To summarize, the SBG is a rubric of five grading letters. According to the rubric the highest is E and it goes down to M, R, L and finally N. An N grade is only given to work that is “grossly incomplete” according to the rubric. For a student to get an A- for the period he or she must not have any R’s and L’s and have mostly E’s and a few M’s. To get a C+ for the period a student must have a few R’s and any number of E’s and M’s.
“The SBG and the grading reform practices actually acknowledge the subjectivity in grading. We use a rubric because there are actually fewer places we can accurately rate student work. The rubric gives you four or five levels to do that whereas a 100 point scale gives you 100 levels to do that. No human evaluator or teacher is that good,” Horner said about the scale. Where Horner may call it accurate, Naomi Grossman, chemistry student and sophomore said she has only heard confusion from her friends.

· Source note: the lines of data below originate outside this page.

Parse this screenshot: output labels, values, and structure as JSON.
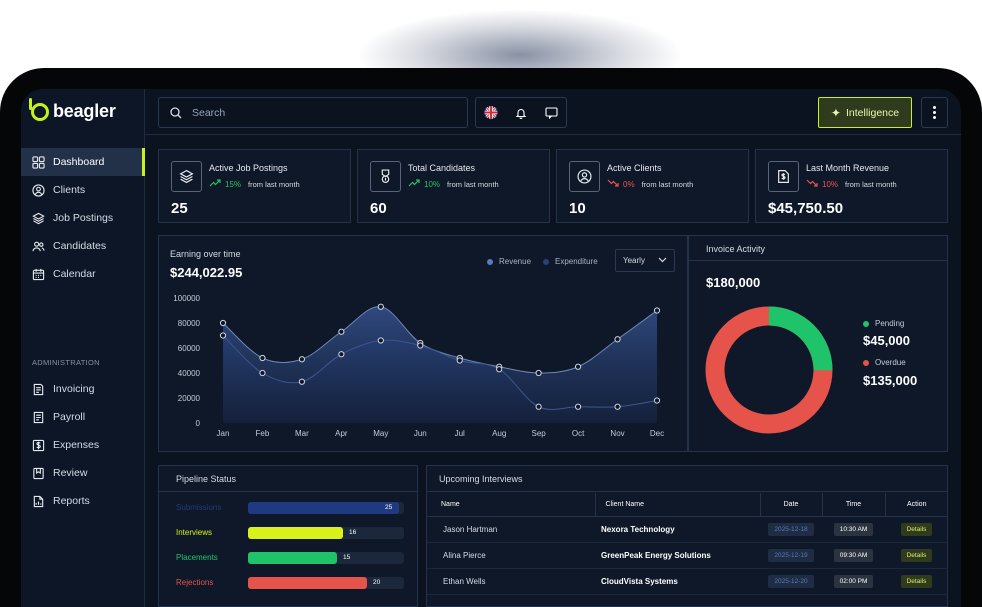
{
  "app": {
    "name": "beagler"
  },
  "sidebar": {
    "items": [
      {
        "label": "Dashboard",
        "icon": "grid-icon",
        "active": true
      },
      {
        "label": "Clients",
        "icon": "user-circle-icon"
      },
      {
        "label": "Job Postings",
        "icon": "layers-icon"
      },
      {
        "label": "Candidates",
        "icon": "users-icon"
      },
      {
        "label": "Calendar",
        "icon": "calendar-icon"
      }
    ],
    "admin_label": "ADMINISTRATION",
    "admin_items": [
      {
        "label": "Invoicing",
        "icon": "invoice-icon"
      },
      {
        "label": "Payroll",
        "icon": "payroll-icon"
      },
      {
        "label": "Expenses",
        "icon": "dollar-doc-icon"
      },
      {
        "label": "Review",
        "icon": "bookmark-icon"
      },
      {
        "label": "Reports",
        "icon": "report-icon"
      }
    ]
  },
  "topbar": {
    "search_placeholder": "Search",
    "intelligence_label": "Intelligence",
    "icons": [
      "uk-flag-icon",
      "bell-icon",
      "chat-icon",
      "more-vertical-icon"
    ]
  },
  "stats": [
    {
      "title": "Active Job Postings",
      "change": "15%",
      "direction": "up",
      "from": "from last month",
      "value": "25",
      "icon": "layers-icon"
    },
    {
      "title": "Total Candidates",
      "change": "10%",
      "direction": "up",
      "from": "from last month",
      "value": "60",
      "icon": "badge-icon"
    },
    {
      "title": "Active Clients",
      "change": "0%",
      "direction": "down",
      "from": "from last month",
      "value": "10",
      "icon": "user-circle-icon"
    },
    {
      "title": "Last Month Revenue",
      "change": "10%",
      "direction": "down",
      "from": "from last month",
      "value": "$45,750.50",
      "icon": "dollar-doc-icon"
    }
  ],
  "earnings": {
    "title": "Earning over time",
    "total": "$244,022.95",
    "period": "Yearly",
    "colors": {
      "revenue": "#5a7bbf",
      "expenditure": "#2b3f7a"
    }
  },
  "chart_data": {
    "type": "area",
    "categories": [
      "Jan",
      "Feb",
      "Mar",
      "Apr",
      "May",
      "Jun",
      "Jul",
      "Aug",
      "Sep",
      "Oct",
      "Nov",
      "Dec"
    ],
    "yticks": [
      "100000",
      "80000",
      "60000",
      "40000",
      "20000",
      "0"
    ],
    "ylim": [
      0,
      100000
    ],
    "series": [
      {
        "name": "Revenue",
        "values": [
          80000,
          52000,
          51000,
          73000,
          93000,
          64000,
          52000,
          45000,
          40000,
          45000,
          67000,
          90000
        ]
      },
      {
        "name": "Expenditure",
        "values": [
          70000,
          40000,
          33000,
          55000,
          66000,
          62000,
          50000,
          43000,
          13000,
          13000,
          13000,
          18000
        ]
      }
    ]
  },
  "invoice": {
    "title": "Invoice Activity",
    "total": "$180,000",
    "pending_label": "Pending",
    "pending_value": "$45,000",
    "overdue_label": "Overdue",
    "overdue_value": "$135,000",
    "pending_share": 0.25,
    "colors": {
      "pending": "#1fc46a",
      "overdue": "#e5534b"
    }
  },
  "pipeline": {
    "title": "Pipeline Status",
    "max": 25,
    "items": [
      {
        "label": "Submissions",
        "value": 25,
        "display": "25",
        "color": "#1f3a80",
        "label_color": "#223a74"
      },
      {
        "label": "Interviews",
        "value": 16,
        "display": "16",
        "color": "#d8f11a",
        "label_color": "#d8f11a"
      },
      {
        "label": "Placements",
        "value": 15,
        "display": "15",
        "color": "#1fc46a",
        "label_color": "#1fc46a"
      },
      {
        "label": "Rejections",
        "value": 20,
        "display": "20",
        "color": "#e5534b",
        "label_color": "#e5534b"
      }
    ]
  },
  "interviews": {
    "title": "Upcoming Interviews",
    "headers": [
      "Name",
      "Client Name",
      "Date",
      "Time",
      "Action"
    ],
    "rows": [
      {
        "name": "Jason Hartman",
        "client": "Nexora Technology",
        "date": "2025-12-18",
        "time": "10:30 AM",
        "action": "Details"
      },
      {
        "name": "Alina Pierce",
        "client": "GreenPeak Energy Solutions",
        "date": "2025-12-19",
        "time": "09:30 AM",
        "action": "Details"
      },
      {
        "name": "Ethan Wells",
        "client": "CloudVista Systems",
        "date": "2025-12-20",
        "time": "02:00 PM",
        "action": "Details"
      }
    ]
  }
}
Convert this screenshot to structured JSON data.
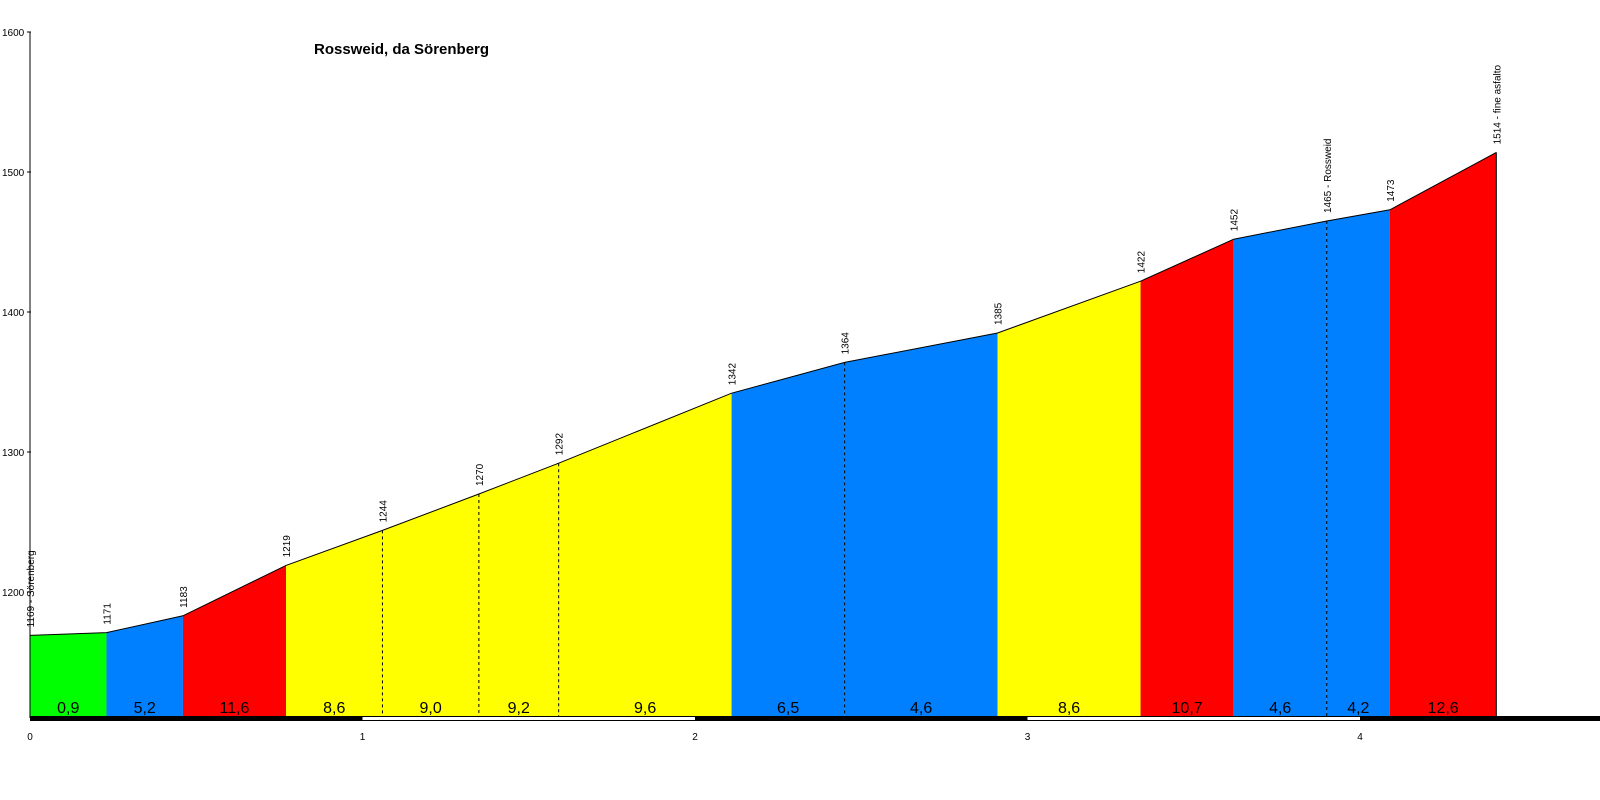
{
  "chart_data": {
    "type": "area",
    "title": "Rossweid, da Sörenberg",
    "xlabel": "",
    "ylabel": "",
    "xlim": [
      0,
      4.63
    ],
    "ylim": [
      1115,
      1600
    ],
    "x_ticks": [
      "0",
      "1",
      "2",
      "3",
      "4"
    ],
    "y_ticks": [
      "1200",
      "1300",
      "1400",
      "1500",
      "1600"
    ],
    "grid": false,
    "legend": "none",
    "points": [
      {
        "x": 0.0,
        "y": 1169,
        "label": "1169 - Sörenberg"
      },
      {
        "x": 0.23,
        "y": 1171,
        "label": "1171"
      },
      {
        "x": 0.46,
        "y": 1183,
        "label": "1183"
      },
      {
        "x": 0.77,
        "y": 1219,
        "label": "1219"
      },
      {
        "x": 1.06,
        "y": 1244,
        "label": "1244"
      },
      {
        "x": 1.35,
        "y": 1270,
        "label": "1270"
      },
      {
        "x": 1.59,
        "y": 1292,
        "label": "1292"
      },
      {
        "x": 2.11,
        "y": 1342,
        "label": "1342"
      },
      {
        "x": 2.45,
        "y": 1364,
        "label": "1364"
      },
      {
        "x": 2.91,
        "y": 1385,
        "label": "1385"
      },
      {
        "x": 3.34,
        "y": 1422,
        "label": "1422"
      },
      {
        "x": 3.62,
        "y": 1452,
        "label": "1452"
      },
      {
        "x": 3.9,
        "y": 1465,
        "label": "1465 - Rossweid"
      },
      {
        "x": 4.09,
        "y": 1473,
        "label": "1473"
      },
      {
        "x": 4.41,
        "y": 1514,
        "label": "1514 - fine asfalto"
      }
    ],
    "segments": [
      {
        "grade": "0,9",
        "color": "#00ff00"
      },
      {
        "grade": "5,2",
        "color": "#0080ff"
      },
      {
        "grade": "11,6",
        "color": "#ff0000"
      },
      {
        "grade": "8,6",
        "color": "#ffff00"
      },
      {
        "grade": "9,0",
        "color": "#ffff00"
      },
      {
        "grade": "9,2",
        "color": "#ffff00"
      },
      {
        "grade": "9,6",
        "color": "#ffff00"
      },
      {
        "grade": "6,5",
        "color": "#0080ff"
      },
      {
        "grade": "4,6",
        "color": "#0080ff"
      },
      {
        "grade": "8,6",
        "color": "#ffff00"
      },
      {
        "grade": "10,7",
        "color": "#ff0000"
      },
      {
        "grade": "4,6",
        "color": "#0080ff"
      },
      {
        "grade": "4,2",
        "color": "#0080ff"
      },
      {
        "grade": "12,6",
        "color": "#ff0000"
      }
    ],
    "dashed_boundaries": [
      4,
      5,
      6,
      8,
      12
    ]
  }
}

“They’re not quite used to how it works and I feel like they shouldn’t be stressed about the actual grading scale. They should be stressed about the subject. I’ve never heard anything positive about it. I’ve only heard confusion and concern about how the grades actually work,” she said. Grossman said that she feels lucky to be in a chemistry class without the grading scale. “I’m glad that’s one less thing I have to worry about,” she said.
Science teacher John Clark who teaches chemistry without the SBG grading scale said that he thinks the scale could be useful for other classes, just not classes like chemistry. “There might be other subjects where that kind of grading scale makes more sense like writing an English paper. There sometimes I wonder how do you decide point values on everything. ‘You know what the standards are, yes you got them, no you didn’t get them.’ To me that kind of a product lends itself more to that kind of grading more than a say a quiz or a test.”
Jackson McDole, chemistry student and sophomore said that he personally can’t find any problems with it. “I don’t know what can be improved because its fine for me.” He said that he found it to be as difficult as the more standard grading scale and the only problem was the lack of the scale in other classes. “If the (whole) school adopted it then that’d be cool, it’s just having different grading systems in different classes is what I don’t like.”
According to Clark, this scale and developments related to it is part of a larger conflict in the handling of science education. “What’s more important? The content knowledge or the process and the development of the thinking? So there are two big camps of people out there that think content knowledge is what’s important or the process and the skills and thinking through things is important. Essentially it’s hard to find anybody who has a perfect balance of the two worlds, so that approach what they’re doing is focused on the process of skill development which is good. We need people who can think critically in science, but at the same time their level of content knowledge is less (because) they’re taking less information with them, they’re taking more skills potentially with less information.”